To counteract the declining investment in antibiotic research and development (R&D) as a result of unique market challenges, the creation of an ecosystem that appropriately values the importance of antibiotic innovations to societies is essential. The AMR Action Fund, launched with a $1 billion commitment from over 20 biopharmaceutical companies and non-industry investors, aims to deliver 2 to 4 new antibiotics by 2030. However, broader policy reforms are needed to support renewed R&D investment and sustainable access to these critical medicines.
- We call on G20 governments to foster a viable antibiotic R&D ecosystem, including supporting pull incentives that enable the R&D investment needed to deliver new antibiotics, ensuring sustainable access to antibiotics while encouraging appropriate use, and advancing reimbursement reforms that are decoupled from volume of sales and capture the value that antibiotics bring to societies beyond treating individual infections.
- We call on G20 governments to leverage the role of vaccines in addressing AMR through inclusion of vaccination as an intervention in AMR National Action Plans and enhance data collection to inform effectiveness of vaccines in reducing antibiotic use and combating AMR.

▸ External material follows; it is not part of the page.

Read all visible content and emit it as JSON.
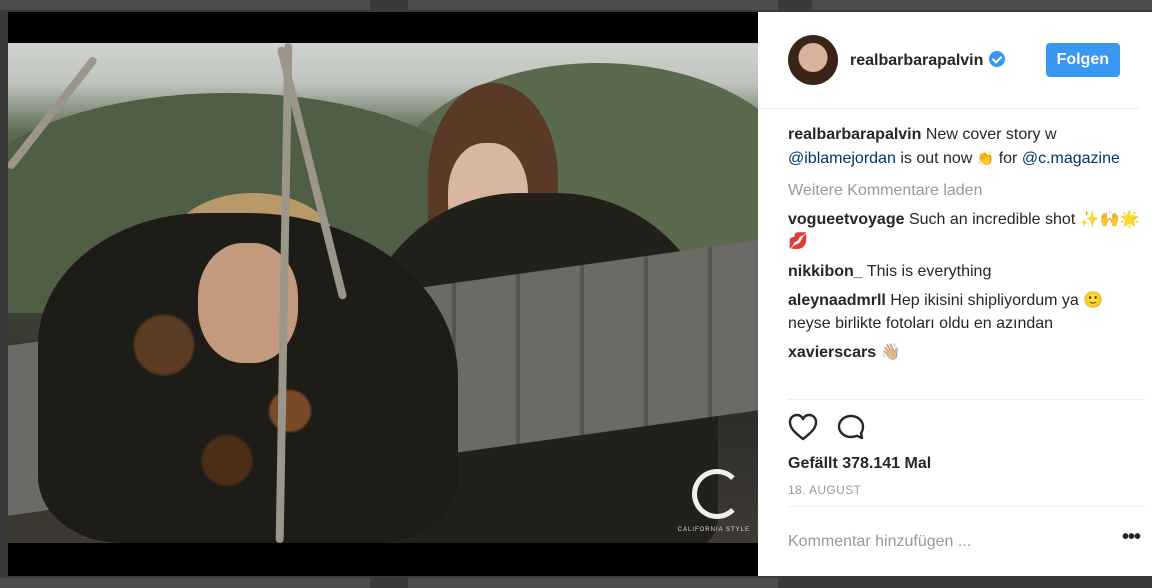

- We call on G20 governments to support broad adoption of the BSI Independent Certification Scheme of the Antibiotic Manufacturing Standard, encouraging certification through third-party evaluation and promoting environmental stewardship in antibiotic production and procurement.
Addressing neglected tropical diseases and climate change
The biopharmaceutical industry is dedicated to supporting the WHO 2030 roadmap for NTDs through donations of medicines and diagnostics, supplemented by funding from donors and governments. This commitment extends to investing in R&D for new treatments and ensuring their effective distribution, crucial for the control, elimination, and eradication of NTDs. By collaborating with global and local partners, the industry aims to co-create sustainable health systems that support countries in transitioning toward self-sufficiency and achieving long-term health impacts. The intersection of climate change and global health, particularly its impact on NTDs and infectious diseases at large, demands urgent attention and requires a coordinated effort from all sectors.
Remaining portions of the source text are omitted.